TOKYO -- Himeji Castle, widely considered the finest surviving example of Japanese castle architecture, is about to get a little more friendly to guests from overseas. Management of the UNESCO World Heritage site and Japanese national treasure in Hyogo Prefecture will be handed over to travel agency Kinki Nippon Tourist, a company that knows a thing or two about what tourists want.
KNT Kansai, which handles the company's travel business in Japan's western region, landed a three-year contract to manage the historic castle starting in March. Measures will be taken to enhance the castle's appeal to foreign visitors, including deploying about 50 foreign-language-speaking staff members.
The centuries-old castle will also get a website.
Visits to Himeji Castle will feature more prominently in KNT's package tours.
The city of Himeji, which is home to the castle, has expanded the scope of the companies and organizations that it entrusts with managing the government-designated national treasure.
At present, Tokyo-based interior design company Nomura is performing that role.
According to KNT Kansai, it is rare for a major travel agency to be entrusted with the management of a castle.
The city expects the company to make full use of the know-how it has acquired through the travel business to extend hospitality to visitors and establish measures to attract them.
The current castle keep was built in 1609, during the early Edo period (1603-1867).
In 1993, the castle was registered as Japan's first world cultural heritage site by UNESCO, along with Horyuji temple in Nara Prefecture.
In March 2015, the castle reopened after five and a half years of major repair work. It is known as "white heron castle" because of its white exterior walls, but after the repair work turned the walls even more vivid white, it earned the moniker of "too white castle."
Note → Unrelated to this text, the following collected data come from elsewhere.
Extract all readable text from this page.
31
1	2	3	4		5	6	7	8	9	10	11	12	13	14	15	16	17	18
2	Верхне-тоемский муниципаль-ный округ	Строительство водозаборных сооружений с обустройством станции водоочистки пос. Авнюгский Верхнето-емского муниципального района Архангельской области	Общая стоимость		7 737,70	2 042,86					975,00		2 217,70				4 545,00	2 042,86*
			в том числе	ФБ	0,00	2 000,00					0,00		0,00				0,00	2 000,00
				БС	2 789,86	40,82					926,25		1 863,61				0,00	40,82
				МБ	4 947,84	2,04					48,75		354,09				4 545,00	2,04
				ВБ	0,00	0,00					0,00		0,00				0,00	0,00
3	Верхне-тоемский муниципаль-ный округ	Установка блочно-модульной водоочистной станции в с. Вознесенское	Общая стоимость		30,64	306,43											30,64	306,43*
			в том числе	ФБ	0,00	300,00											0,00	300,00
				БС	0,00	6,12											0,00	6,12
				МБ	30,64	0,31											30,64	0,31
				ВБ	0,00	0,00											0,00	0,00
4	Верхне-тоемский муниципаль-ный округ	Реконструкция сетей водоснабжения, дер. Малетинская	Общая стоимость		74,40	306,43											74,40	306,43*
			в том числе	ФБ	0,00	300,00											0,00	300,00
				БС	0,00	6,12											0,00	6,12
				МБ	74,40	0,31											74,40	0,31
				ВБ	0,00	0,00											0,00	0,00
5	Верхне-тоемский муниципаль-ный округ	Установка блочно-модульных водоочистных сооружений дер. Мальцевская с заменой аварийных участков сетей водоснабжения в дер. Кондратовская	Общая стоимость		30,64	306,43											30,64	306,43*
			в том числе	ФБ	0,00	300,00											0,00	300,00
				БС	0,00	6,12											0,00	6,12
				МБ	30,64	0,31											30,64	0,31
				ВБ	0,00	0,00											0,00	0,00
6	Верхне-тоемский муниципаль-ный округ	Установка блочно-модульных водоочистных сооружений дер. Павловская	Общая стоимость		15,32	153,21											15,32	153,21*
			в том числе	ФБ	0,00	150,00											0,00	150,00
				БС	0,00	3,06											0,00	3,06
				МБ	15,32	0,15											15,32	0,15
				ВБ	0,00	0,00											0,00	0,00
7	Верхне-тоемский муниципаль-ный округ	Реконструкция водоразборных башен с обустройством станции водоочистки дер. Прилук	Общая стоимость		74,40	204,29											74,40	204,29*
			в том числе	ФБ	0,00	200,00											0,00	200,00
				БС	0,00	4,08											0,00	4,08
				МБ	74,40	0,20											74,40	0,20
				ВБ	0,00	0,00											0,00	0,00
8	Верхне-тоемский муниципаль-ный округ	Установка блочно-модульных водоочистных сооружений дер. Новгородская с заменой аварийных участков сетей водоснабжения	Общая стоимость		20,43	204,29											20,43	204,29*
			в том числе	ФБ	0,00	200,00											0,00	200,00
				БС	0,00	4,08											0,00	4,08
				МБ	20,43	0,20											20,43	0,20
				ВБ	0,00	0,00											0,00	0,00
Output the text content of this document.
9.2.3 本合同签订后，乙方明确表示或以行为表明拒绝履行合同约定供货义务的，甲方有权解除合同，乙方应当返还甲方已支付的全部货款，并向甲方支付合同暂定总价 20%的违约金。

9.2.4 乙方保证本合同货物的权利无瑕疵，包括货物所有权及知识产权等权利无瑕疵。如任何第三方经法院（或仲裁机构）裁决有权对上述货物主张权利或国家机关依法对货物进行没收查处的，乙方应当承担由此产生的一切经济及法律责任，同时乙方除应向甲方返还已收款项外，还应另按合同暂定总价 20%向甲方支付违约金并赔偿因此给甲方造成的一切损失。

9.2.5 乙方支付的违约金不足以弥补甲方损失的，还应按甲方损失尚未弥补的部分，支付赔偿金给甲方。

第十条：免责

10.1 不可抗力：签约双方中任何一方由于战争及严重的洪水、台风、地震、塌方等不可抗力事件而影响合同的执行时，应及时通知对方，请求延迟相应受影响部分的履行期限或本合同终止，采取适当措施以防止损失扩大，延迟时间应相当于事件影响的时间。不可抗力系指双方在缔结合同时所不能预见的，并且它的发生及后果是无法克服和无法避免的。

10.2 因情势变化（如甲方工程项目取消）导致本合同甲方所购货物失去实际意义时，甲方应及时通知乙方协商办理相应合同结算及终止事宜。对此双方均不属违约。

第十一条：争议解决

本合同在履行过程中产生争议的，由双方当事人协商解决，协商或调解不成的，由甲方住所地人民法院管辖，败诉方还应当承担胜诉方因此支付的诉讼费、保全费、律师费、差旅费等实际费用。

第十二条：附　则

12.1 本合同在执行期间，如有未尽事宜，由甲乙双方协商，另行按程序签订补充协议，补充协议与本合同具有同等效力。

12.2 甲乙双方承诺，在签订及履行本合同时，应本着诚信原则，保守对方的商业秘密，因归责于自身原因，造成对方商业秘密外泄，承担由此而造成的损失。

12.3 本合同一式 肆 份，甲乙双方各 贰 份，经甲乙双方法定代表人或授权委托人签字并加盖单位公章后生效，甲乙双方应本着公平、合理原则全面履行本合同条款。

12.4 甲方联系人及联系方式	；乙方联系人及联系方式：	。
The number of visitors in fiscal 2015, immediately after the work was completed, tripled from the previous fiscal year to 2.86 million -- the largest number recorded that year at castles in Japan, having surpassed Osaka Castle's 2.33 million and Shurijo Castle's 1.87 million.
Attendance dropped to about 2.11 million in fiscal 2016, but the number of foreign visitors increased 19% to 365,000, a record.
The increase is partly attributable to the availability of brochures in 19 languages and the castle's status as "one of the world's famous castles that you must visit before you die" on travel information site TripAdvisor.
As a first step, KNT Kansai aims to "enhance visitor services by having about 50 staff members who are proficient in foreign languages inside the castle."